Anticoagulation in the Elderly

Abhay J. Dhond, MD, MPH, Hector I. Michelena, MD, Michael D. Ezekowitz, MD, PhD


Am J Geriatr Cardiol. 2003;12(4) 

In This Article

Abstract and Introduction

This review will address the general approach to the management of the typical elderly patient requiring anticoagulation. Most of the data has been derived from studies of patients with nonvalvular atrial fibrillation. Data from postmyocardial infarction trials have also been included. A practical clinical approach to anticoagulation in the elderly is described. Emphasis has been placed on maximizing the benefit and reducing the risk of anticoagulation in the rapidly expanding group of elderly patients aged ≥75 who are at the greatest risk of stroke and are likely to benefit the most from antithrombotic therapy.

Atrial fibrillation (AF) is the most common arrhythmia found in adults,[1,2,3] and it is twice as common as all other arrhythmias combined. There are an estimated 2.2 million people in the United States with atrial fibrillation.[4] This number is projected to increase 2.5-fold to more than 5.6 million by the year 2050.[5] The median age of patients with AF is approximately 75 years.[6] The prevalence of AF increases rapidly with age. In individuals aged 50-59 years it occurs in only 0.5% of the population. Between 60-69 years, prevalence is about 3.8% for men and slightly less for women. In the age group above 70, the estimated prevalence is 9%.[7] Even though the prevalence is higher in men, the absolute number of women and men with AF is approximately equal because there are more women than men in the older age group.[6]

In low mortality populations, life expectancy has now risen to between 75 and 80 years.[8] Persons 65 years of age and over make up almost 13% of the total population and this percentage is continuing to rise. Persons reaching age 65 can now expect to live an additional 17 years—15 years for men and 19 years for women.[9] Moreover in the United States the baby-boomer generation is now aging. Thus, the number of patients over age 75 with AF is expected to increase dramatically over the next several decades.

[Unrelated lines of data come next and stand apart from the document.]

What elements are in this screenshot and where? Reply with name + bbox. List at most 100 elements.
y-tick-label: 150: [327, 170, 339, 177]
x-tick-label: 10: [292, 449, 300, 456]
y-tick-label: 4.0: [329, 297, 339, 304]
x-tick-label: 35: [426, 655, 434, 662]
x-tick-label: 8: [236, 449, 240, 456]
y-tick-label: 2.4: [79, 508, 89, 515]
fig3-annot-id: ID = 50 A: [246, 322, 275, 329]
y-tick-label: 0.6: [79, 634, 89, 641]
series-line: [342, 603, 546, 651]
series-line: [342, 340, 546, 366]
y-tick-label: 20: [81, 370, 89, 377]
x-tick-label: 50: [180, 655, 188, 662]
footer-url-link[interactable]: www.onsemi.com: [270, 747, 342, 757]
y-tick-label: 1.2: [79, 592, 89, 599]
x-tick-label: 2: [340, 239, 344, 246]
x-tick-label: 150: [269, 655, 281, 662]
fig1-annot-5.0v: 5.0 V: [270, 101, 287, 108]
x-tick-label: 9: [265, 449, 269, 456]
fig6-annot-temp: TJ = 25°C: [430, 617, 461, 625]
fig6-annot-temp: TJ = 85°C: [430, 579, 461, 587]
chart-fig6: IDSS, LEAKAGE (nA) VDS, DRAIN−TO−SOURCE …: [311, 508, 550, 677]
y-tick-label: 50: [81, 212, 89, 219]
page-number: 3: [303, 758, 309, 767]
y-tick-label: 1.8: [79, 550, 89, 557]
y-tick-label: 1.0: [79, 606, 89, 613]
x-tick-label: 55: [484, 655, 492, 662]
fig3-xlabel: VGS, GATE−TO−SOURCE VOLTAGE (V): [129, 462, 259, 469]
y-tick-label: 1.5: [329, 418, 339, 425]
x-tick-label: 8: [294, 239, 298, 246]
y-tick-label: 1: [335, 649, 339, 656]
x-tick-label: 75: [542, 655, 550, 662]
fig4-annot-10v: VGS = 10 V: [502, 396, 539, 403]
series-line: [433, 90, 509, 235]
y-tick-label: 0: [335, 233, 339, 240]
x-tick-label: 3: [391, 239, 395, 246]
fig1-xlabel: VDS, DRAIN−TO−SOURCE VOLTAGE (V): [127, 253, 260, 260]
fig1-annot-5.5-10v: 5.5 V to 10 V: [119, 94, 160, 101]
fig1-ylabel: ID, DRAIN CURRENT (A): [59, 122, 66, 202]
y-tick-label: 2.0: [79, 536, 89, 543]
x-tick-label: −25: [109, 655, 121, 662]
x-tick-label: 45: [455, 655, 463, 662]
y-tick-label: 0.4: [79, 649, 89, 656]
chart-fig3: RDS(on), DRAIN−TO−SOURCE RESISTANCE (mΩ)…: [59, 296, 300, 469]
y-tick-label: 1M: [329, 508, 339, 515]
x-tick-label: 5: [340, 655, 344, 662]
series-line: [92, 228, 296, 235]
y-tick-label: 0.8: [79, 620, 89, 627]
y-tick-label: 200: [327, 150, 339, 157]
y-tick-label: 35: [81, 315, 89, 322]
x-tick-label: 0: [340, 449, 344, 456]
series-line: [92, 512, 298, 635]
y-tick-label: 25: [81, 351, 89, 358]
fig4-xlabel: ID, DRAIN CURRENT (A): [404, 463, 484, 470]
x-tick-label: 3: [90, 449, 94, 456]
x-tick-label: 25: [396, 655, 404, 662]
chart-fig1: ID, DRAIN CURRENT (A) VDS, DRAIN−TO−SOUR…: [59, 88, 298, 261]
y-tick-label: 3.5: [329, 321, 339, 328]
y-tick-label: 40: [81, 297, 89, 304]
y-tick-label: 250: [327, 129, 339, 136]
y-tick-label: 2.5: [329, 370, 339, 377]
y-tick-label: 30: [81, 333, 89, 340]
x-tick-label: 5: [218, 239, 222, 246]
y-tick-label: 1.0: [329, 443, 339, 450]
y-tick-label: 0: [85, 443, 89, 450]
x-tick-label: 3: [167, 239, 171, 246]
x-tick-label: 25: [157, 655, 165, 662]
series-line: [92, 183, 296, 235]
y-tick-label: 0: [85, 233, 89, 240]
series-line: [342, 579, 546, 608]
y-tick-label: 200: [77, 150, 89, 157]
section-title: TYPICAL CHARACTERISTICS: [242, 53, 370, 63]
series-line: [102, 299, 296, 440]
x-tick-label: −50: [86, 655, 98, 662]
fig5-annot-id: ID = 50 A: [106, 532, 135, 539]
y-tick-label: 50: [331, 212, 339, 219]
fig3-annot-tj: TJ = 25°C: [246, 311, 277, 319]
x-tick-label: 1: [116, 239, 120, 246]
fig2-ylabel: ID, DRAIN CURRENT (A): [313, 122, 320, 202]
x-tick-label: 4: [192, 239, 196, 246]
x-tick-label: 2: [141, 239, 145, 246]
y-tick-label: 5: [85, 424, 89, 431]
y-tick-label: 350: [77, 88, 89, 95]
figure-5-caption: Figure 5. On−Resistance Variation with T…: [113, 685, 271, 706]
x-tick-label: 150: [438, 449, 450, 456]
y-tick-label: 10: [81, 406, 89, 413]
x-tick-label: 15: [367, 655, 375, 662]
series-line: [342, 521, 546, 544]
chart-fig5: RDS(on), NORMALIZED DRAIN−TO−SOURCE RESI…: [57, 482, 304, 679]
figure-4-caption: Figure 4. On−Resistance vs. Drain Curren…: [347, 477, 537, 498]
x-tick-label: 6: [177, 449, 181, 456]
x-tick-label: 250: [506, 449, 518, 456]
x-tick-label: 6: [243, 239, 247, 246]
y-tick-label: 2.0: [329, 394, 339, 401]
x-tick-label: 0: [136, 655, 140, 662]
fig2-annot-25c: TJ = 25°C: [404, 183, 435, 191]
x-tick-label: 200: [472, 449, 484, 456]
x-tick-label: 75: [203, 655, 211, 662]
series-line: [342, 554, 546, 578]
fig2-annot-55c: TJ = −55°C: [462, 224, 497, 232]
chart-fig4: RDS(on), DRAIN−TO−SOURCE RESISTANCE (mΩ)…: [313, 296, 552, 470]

In addition to causing hemodynamic compromise, AF is a significant marker for both a higher incidence of stroke and increased mortality.[7] In the Framingham Study, the risk of stroke was 5.6 times greater than comparably aged patients in sinus rhythm and rose from 1.5% in the age group 50-59 to 23.5% in the age group 80-89. The risk of stroke seems independent of whether AF is constant or intermittent.[6]